What usually qualifies:

        • Computers, monitors, servers, networking gear
        • Point-of-sale systems
        • Phone systems and security equipment
        • Office furniture and fixtures
        • Certain leasehold/tenant improvements that are depreciable property
        • Specialized equipment used in service delivery (medical, dental, salons, studios, etc.)

Year-end traps to avoid:

        • Bundled invoices. If your contractor bills “office remodel” as one number, you may lose deductions that could have qualified as equipment. Breakouts help.
        • Low-cost items add up. Don’t ignore “small stuff” purchases (workstations, laptops, POS upgrades).

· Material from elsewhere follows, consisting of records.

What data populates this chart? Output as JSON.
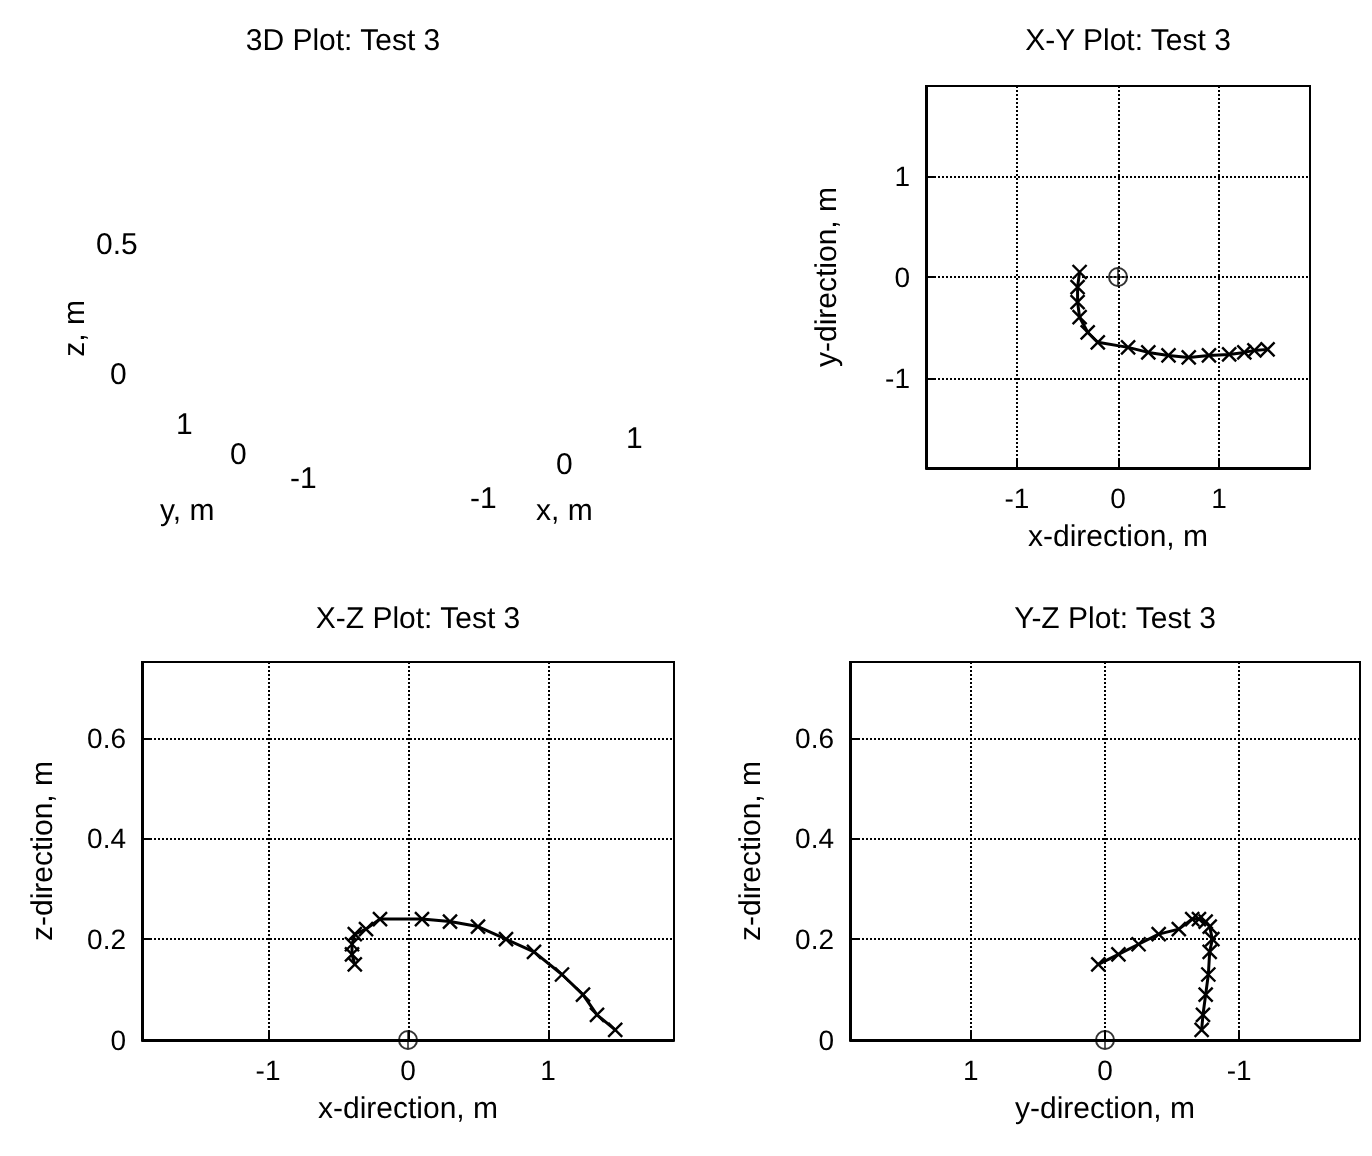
{
  "chart_data": [
    {
      "type": "other",
      "title": "3D Plot: Test 3",
      "annotations": [
        "z, m",
        "0.5",
        "0",
        "1",
        "0",
        "-1",
        "y, m",
        "-1",
        "0",
        "1",
        "x, m"
      ]
    },
    {
      "type": "line",
      "title": "X-Y Plot: Test 3",
      "xlabel": "x-direction, m",
      "ylabel": "y-direction, m",
      "xlim": [
        -1.9,
        1.9
      ],
      "ylim": [
        -1.9,
        1.9
      ],
      "xticks": [
        -1,
        0,
        1
      ],
      "yticks": [
        -1,
        0,
        1
      ],
      "grid": true,
      "line_style": "solid",
      "series": [
        {
          "color": "#000000",
          "marker": "cross",
          "x": [
            -0.38,
            -0.4,
            -0.4,
            -0.38,
            -0.3,
            -0.2,
            0.1,
            0.3,
            0.5,
            0.7,
            0.9,
            1.1,
            1.25,
            1.35,
            1.48
          ],
          "values": [
            0.05,
            -0.1,
            -0.25,
            -0.4,
            -0.55,
            -0.65,
            -0.7,
            -0.75,
            -0.78,
            -0.8,
            -0.78,
            -0.77,
            -0.75,
            -0.73,
            -0.72
          ]
        },
        {
          "type": "scatter",
          "color": "#000000",
          "marker": "circle",
          "x": [
            0
          ],
          "values": [
            0
          ]
        }
      ]
    },
    {
      "type": "line",
      "title": "X-Z Plot: Test 3",
      "xlabel": "x-direction, m",
      "ylabel": "z-direction, m",
      "xlim": [
        -1.9,
        1.9
      ],
      "ylim": [
        0,
        0.75
      ],
      "xticks": [
        -1,
        0,
        1
      ],
      "yticks": [
        0,
        0.2,
        0.4,
        0.6
      ],
      "grid": true,
      "line_style": "solid",
      "series": [
        {
          "color": "#000000",
          "marker": "cross",
          "x": [
            -0.38,
            -0.4,
            -0.4,
            -0.38,
            -0.3,
            -0.2,
            0.1,
            0.3,
            0.5,
            0.7,
            0.9,
            1.1,
            1.25,
            1.35,
            1.48
          ],
          "values": [
            0.15,
            0.17,
            0.19,
            0.21,
            0.22,
            0.24,
            0.24,
            0.235,
            0.225,
            0.2,
            0.175,
            0.13,
            0.09,
            0.05,
            0.02
          ]
        },
        {
          "type": "scatter",
          "color": "#000000",
          "marker": "circle",
          "x": [
            0
          ],
          "values": [
            0
          ]
        }
      ]
    },
    {
      "type": "line",
      "title": "Y-Z Plot: Test 3",
      "xlabel": "y-direction, m",
      "ylabel": "z-direction, m",
      "xlim": [
        1.9,
        -1.9
      ],
      "ylim": [
        0,
        0.75
      ],
      "xticks": [
        1,
        0,
        -1
      ],
      "yticks": [
        0,
        0.2,
        0.4,
        0.6
      ],
      "grid": true,
      "line_style": "solid",
      "series": [
        {
          "color": "#000000",
          "marker": "cross",
          "x": [
            0.05,
            -0.1,
            -0.25,
            -0.4,
            -0.55,
            -0.65,
            -0.7,
            -0.75,
            -0.78,
            -0.8,
            -0.78,
            -0.77,
            -0.75,
            -0.73,
            -0.72
          ],
          "values": [
            0.15,
            0.17,
            0.19,
            0.21,
            0.22,
            0.24,
            0.24,
            0.235,
            0.225,
            0.2,
            0.175,
            0.13,
            0.09,
            0.05,
            0.02
          ]
        },
        {
          "type": "scatter",
          "color": "#000000",
          "marker": "circle",
          "x": [
            0
          ],
          "values": [
            0
          ]
        }
      ]
    }
  ]
}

They often qualify and can swing your year-end result.

Smart December move:

        • If you’re planning tech upgrades for next year, doing them now may pay for part of the purchase in tax savings.

Should you always take 100% bonus depreciation?

Not necessarily.

Reasons you might scale it back or opt out:

      • You’re already low-income in 2025 and want deductions for a higher-income year.
      • Full expensing could reduce other benefits (like parts of the QBI deduction) depending on your situation.
      • You’re applying for bonding/financing and want stronger book income (tax strategy and reporting goals don’t always match).

That’s why a short planning call before year-end is worth it.

Your December 2025 Checklist

Use this as a quick “am I set?” list:

1.  List everything you bought in 2025 that’s used for the business.

           2. Mark what’s already placed in service (in use or ready to use).For items not yet in service:

          • confirm delivery/installation date
          • decide whether to accelerate or accept a 2026 deduction

           3. Pull documentation now: invoices, serial numbers, delivery receipts, install confirmations, and photos if helpful.

            4. Ask one key question before buying more:

“Will this be placed in service by December 31, 2025?”

              5. Talk to your CPA before the purchase if it’s big — the “best tax move” depends on your whole return.

Want us to run the numbers?

If you send us:

      • a list of 2025 equipment/vehicle/tech purchases, and
      • anything you’re thinking about buying before year-end,

we’ll estimate the tax impact and suggest the best mix of bonus depreciation and Section 179 for your goals.

Conclusion

For most small businesses, this is the single biggest year-end lever for 2025 — but only if the timing and documentation are right.